I have always been a "dry food feeder", somewhere along the line I was told that it helped reduce tarter to feed only dry. So now I know that is incorrect and with my new pup SOphie I am feeding two meals of a small amount of wet mixed with dry. It is making potty training easier and helping her accept my DH, who she isn't wild about (he feeds her) but she is wild about the food bowl. 

BUT OMG HER FACE IS A WET DISGUSTING MESS. I have been washing her face with a cloth after her meals but the food still stains the hair and makes it dingy looking. Last night I tried a little waterless shampoo but that wasn't very successful.

What do I do?


----------



## iheartbisou (Feb 13, 2007)

I use the spa lavish facial scrub with some warm water and then comb out her facial hair but probably only 3/4 times a week- after she has eaten. I mix dry and about 1 teaspoon of wet together but I'll dribble some coconut oil on top of the dry before adding the wet..and for some strange reason sometimes Bisou isn't messy at all...but usually there is a bit of a mess. 

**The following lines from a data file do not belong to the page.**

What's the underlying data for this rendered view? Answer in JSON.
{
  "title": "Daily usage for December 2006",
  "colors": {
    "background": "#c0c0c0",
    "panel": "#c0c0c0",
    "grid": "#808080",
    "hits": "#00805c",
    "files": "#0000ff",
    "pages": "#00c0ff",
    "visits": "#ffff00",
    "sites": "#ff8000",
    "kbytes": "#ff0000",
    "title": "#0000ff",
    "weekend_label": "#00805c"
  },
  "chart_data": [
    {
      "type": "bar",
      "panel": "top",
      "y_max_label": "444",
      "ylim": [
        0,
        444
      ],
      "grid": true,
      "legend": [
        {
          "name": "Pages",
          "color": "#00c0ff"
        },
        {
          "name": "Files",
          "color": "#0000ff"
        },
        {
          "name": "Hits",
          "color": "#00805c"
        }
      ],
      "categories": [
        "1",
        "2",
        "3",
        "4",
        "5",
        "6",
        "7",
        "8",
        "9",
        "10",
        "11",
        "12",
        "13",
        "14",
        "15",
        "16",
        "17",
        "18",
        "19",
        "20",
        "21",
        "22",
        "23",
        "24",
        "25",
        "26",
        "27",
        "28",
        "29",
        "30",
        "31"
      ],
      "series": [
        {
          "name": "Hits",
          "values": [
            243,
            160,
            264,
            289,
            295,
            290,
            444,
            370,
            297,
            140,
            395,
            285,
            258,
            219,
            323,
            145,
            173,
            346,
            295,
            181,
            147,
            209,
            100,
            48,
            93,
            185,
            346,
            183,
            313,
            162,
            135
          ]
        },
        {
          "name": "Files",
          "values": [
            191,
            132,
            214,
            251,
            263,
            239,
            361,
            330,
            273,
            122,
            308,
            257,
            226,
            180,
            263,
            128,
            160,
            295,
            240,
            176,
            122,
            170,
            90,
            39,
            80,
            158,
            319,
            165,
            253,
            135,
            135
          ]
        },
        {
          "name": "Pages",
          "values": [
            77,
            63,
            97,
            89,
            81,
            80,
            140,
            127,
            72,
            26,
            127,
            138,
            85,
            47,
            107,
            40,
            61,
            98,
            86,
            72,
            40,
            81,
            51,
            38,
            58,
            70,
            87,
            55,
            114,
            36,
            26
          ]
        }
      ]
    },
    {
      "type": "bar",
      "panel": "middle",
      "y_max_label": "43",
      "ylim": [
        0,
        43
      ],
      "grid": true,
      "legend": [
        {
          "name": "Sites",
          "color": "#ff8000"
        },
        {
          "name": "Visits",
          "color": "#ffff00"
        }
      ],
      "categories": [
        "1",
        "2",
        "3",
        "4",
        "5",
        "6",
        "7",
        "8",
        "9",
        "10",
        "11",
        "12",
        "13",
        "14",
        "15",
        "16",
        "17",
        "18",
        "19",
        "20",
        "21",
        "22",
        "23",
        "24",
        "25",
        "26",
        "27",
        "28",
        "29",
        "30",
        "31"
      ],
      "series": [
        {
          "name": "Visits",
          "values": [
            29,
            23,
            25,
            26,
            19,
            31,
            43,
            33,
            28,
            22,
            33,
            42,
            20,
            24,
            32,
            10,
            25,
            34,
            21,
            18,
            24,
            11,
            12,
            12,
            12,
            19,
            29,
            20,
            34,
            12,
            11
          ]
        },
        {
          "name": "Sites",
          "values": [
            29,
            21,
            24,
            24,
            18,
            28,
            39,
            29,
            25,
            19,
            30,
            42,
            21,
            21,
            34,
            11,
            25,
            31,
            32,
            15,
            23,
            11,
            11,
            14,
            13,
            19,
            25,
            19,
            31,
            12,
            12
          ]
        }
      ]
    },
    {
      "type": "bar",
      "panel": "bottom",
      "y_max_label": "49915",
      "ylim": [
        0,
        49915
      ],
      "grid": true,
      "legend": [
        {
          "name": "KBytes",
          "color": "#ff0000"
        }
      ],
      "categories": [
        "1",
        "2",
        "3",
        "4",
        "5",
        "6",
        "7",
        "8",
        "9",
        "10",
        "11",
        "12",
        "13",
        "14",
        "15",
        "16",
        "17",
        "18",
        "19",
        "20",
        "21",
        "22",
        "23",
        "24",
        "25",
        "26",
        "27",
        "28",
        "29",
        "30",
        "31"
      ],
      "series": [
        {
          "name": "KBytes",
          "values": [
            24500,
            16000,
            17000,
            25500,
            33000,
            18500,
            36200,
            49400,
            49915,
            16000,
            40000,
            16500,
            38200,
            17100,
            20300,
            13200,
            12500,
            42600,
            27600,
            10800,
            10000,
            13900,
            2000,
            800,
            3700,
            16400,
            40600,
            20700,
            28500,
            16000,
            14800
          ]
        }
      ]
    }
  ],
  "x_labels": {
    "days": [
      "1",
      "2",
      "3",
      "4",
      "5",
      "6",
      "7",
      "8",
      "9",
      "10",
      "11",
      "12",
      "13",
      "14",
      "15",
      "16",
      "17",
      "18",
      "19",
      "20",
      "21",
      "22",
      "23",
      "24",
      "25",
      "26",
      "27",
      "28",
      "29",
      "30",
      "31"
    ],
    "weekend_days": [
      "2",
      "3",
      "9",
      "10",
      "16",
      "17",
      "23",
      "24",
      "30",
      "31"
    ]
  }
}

Maybe you could use a deeper bowl so she's not dunking her head into the food? But the spa lavish does work fairly well.


----------



## Ladysmom (Oct 19, 2004)

I have the same problem with Lady since she gets homecooked food. I hate dirty faces on white dogs! Lady also has KCS (dry eye) so her eyes get crusty.

A washcloth, waterless shampoo and scrubs only work so well. I usually wash her face after breakfast. I put a bib on her so her chest doesn't get soaked. I use True Blue puppy shampoo (tearless) and a ketchup bottle for water so I can direct the stream. I've got it down to a system and it only takes a minute, less time really than using waterless shampoo or a facial scrub. I keep a hair dryer set up all the time so it's pretty easy to dry her if she gets too wet.


----------



## The A Team (Dec 1, 2005)

That's why I keep three of my four dog's faces cut short....no mess. Although I do have to wash the tips of Archie and Abbey's ears after eating, just a quick clean up with a warm wash cloth and a brush through and they're ready to go.


----------



## lovesophie (Jan 28, 2008)

Since I home-cook for Sophie, I fork-feed her her meals. There's absolutely no mess afterward, which makes my life easier. It also disables her from scarfing down her food. :thumbsup:


----------



## PreciousPrince (Feb 27, 2006)

It helps to put it on a plate and to band the moustache before eating.


----------



## uniquelovdolce (Mar 10, 2010)

lovesophie said:


> Since I home-cook for Sophie, I fork-feed her her meals. There's absolutely no mess afterward, which makes my life easier. It also disables her from scarfing down her food. :thumbsup:


 lol that is soo cute !


----------



## roxybaby22 (Feb 25, 2009)

lovesophie said:


> Since I home-cook for Sophie, I fork-feed her her meals. There's absolutely no mess afterward, which makes my life easier. It also disables her from scarfing down her food. :thumbsup:


What a good mommy!


----------